Micropia: high entertainment value that lacks critical thinking

| 8th August 2018
A photograph of a display at the Micropia museum in Amsterdam

Micropia museum, Amsterdam

Wikimedia
Amsterdam's Micropia museum has much to offer budding microbiologists - but is lacking a critical awareness of the commercial destruction and misuse of microscopic life. NATALIE BENNETT reports

The downstairs section of Micropia, loosely focused on the 'use' of microrganisms, disappears into what can only be described as industry propaganda.

Want your child to grow up to be a scientist? Want to feed their interest in the natural world and its history beyond dinosaurs? Or even have a budding young artist who’s going to find diatom “skeletons” absolutely bewitching?

Then this summer you could head over to Amsterdam, where what’s billed as the world’s only museum of the microscopic world, Micropia, will welcome them with open arms. And, it has to be said, rather lighten your wallet – in Amsterdam you really realise the benefit of Britain’s free museums policy.

You might come away with a real soft toy talking point, a many times life-size water bear (tardigrades) – I did, and I don’t even have the excuse of a child for the purchase.

Tiny revelations

But the stars here are real, live animals and plants – albeit it ones that you need technical help to see.

Peering down a microscope into the depths of a flask of common garden pond scum, you can see the multiple algae species in it, with the museum explaining the crucial role they have in the world – producing more than half of our oxygen.

And you really can see it – the museum does a remarkably good job of providing easy-to-use equipment and technology that isn’t always the outcome when such institutions go high-tech. 

A whole body scan allows you to point to parts of your body to learn about the microbes on it.

A wonderfully Heath Robinson assemblage of ropes, bowls, funnels and glass boxes allows you to watch parasol leaf-cutter ants at their industrial farming of Leucocoprinus gongylophorus, a fungi which feeds them and their young in return. 

Constant learning

Even though I studied microbiology at university I learned much, as well as being reminded of much that I had forgotten. And knowledge has come a long way in recent decades:

The common slime Physarum polycephalumcan learn its way through a simple maze and chart the most efficient route between two cities on a map (it uses mucus to store the route). 

- When in danger, the copepod Cyclopos strenuous can swim 35 times its own body length in a second, the equivalent to a human running 225 km/hr.

There’s also some good ecological tales, such as how human waste in water can promote the growth of algae that obscures the view of pike of their bream prey. The bream multiply, eating all of the water fleas that would keep the algae under control. Then they die, and only algae, potentially poisonous, is left.

Such tales don’t dominate however, for there’s much here to delight and amaze about the natural world.

Industry propaganda

But there’s also disappointment, for this is a museum that’s only a fraction of what it could be, severely lacking in the educational value and critical thinking that adults can really get stuck into.

Unlike the Troppenmuseum just up the road, which is appropriately critical and questioning about colonialism and modern-day racism, the downstairs section of Micropia, loosely focused on the “use” of microrganisms, disappears into what can only be described as industry propaganda.

The use of a third of the US corn crop to produce ethanol is celebrated as a triumph, as is the conversion of sugar crops and even wheat for the same purpose. There's no hint of a question – or indeed extremely heavy criticism, that “big biofuel” has come under, nor questions about how in an increasingly food-insecure world this can conceivably be justified.

Similarly, its suggested that algae – in ponds or tubes – could soon supply much of our fuel in the future: “someday airplanes might fly on algae” and “the possibilities of genetic modification are endless”.

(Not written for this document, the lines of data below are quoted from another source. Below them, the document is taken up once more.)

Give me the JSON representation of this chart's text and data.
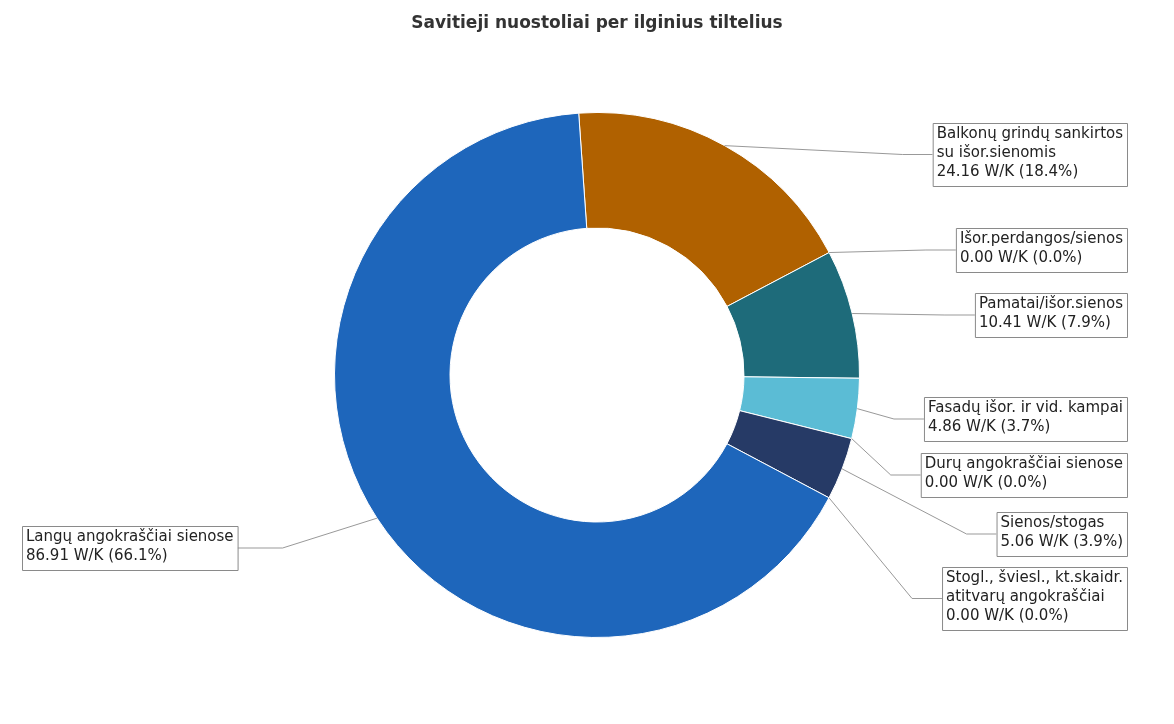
{
  "chart_data": {
    "type": "donut",
    "title": "Savitieji nuostoliai per ilginius tiltelius",
    "categories": [
      "Balkonų grindų sankirtos su išor.sienomis",
      "Išor.perdangos/sienos",
      "Pamatai/išor.sienos",
      "Fasadų išor. ir vid. kampai",
      "Durų angokraščiai sienose",
      "Sienos/stogas",
      "Stogl., šviesl., kt.skaidr. atitvarų angokraščiai",
      "Langų angokraščiai sienose"
    ],
    "values": [
      24.16,
      0.0,
      10.41,
      4.86,
      0.0,
      5.06,
      0.0,
      86.91
    ],
    "colors": [
      "#b06100",
      "#7f9f3f",
      "#1e6b7a",
      "#5bbcd5",
      "#8c4a9a",
      "#263a66",
      "#999999",
      "#1e66bb"
    ],
    "value_labels": [
      "24.16 W/K (18.4%)",
      "0.00 W/K (0.0%)",
      "10.41 W/K (7.9%)",
      "4.86 W/K (3.7%)",
      "0.00 W/K (0.0%)",
      "5.06 W/K (3.9%)",
      "0.00 W/K (0.0%)",
      "86.91 W/K (66.1%)"
    ]
  }
}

This is all without consideration of land use, pollution, or safety implications. The museum gushes about plastics made with microbes, without even a glance towards the complexities of what “biodegradable” actually means.

Critical potential

Having been sophisticated and intelligent upstairs, it almost seems that the museum’s critical faculties are checked in at the steps.

What’s also entirely lacking – across the whole museum – is the explanation of the crucial role of microscopic life in the soil – and the way we are trashing those incomprehensibly rich ecosystems (one million organisms in a teaspoon of soil).

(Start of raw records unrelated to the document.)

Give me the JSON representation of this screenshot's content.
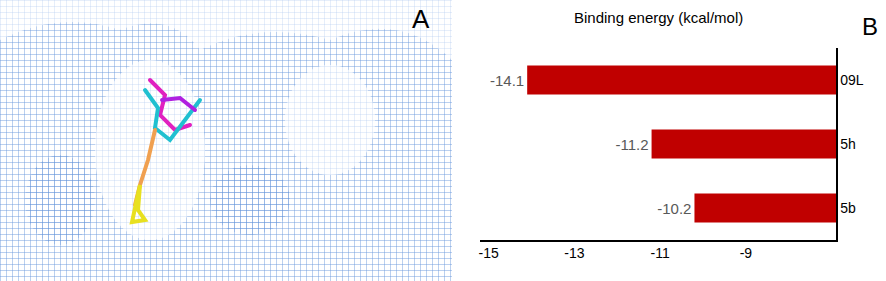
{
  "chart_data": {
    "type": "bar",
    "title": "Binding energy (kcal/mol)",
    "orientation": "horizontal",
    "categories": [
      "09L",
      "5h",
      "5b"
    ],
    "values": [
      -14.1,
      -11.2,
      -10.2
    ],
    "color": "#c00000",
    "data_labels": true,
    "xlim": [
      -15.2,
      -6.9
    ],
    "xticks": [
      -15,
      -13,
      -11,
      -9
    ],
    "grid": false,
    "annotations": [
      "B"
    ]
  },
  "image_panel": {
    "label": "A"
  }
}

A couple of giant models of tardigrades – as fun as they are – do not an education about soil make.

There’s also information about the commercial use of microbes in food production, but nothing at all of what could be highly useful information about home fermentation. The shop sells a couple of recipe books, but why not have have samples of lactofermentation in action and recipe sheets in the museum proper? Maybe even tastings?

It would be great to see a museum like this in Britain – but one that lives up the Micropia in entertainment value, while doing far better in critical thinking and consideration.

This Author 

Natalie Bennett is a member of Sheffield Green Party and former Green Party leader.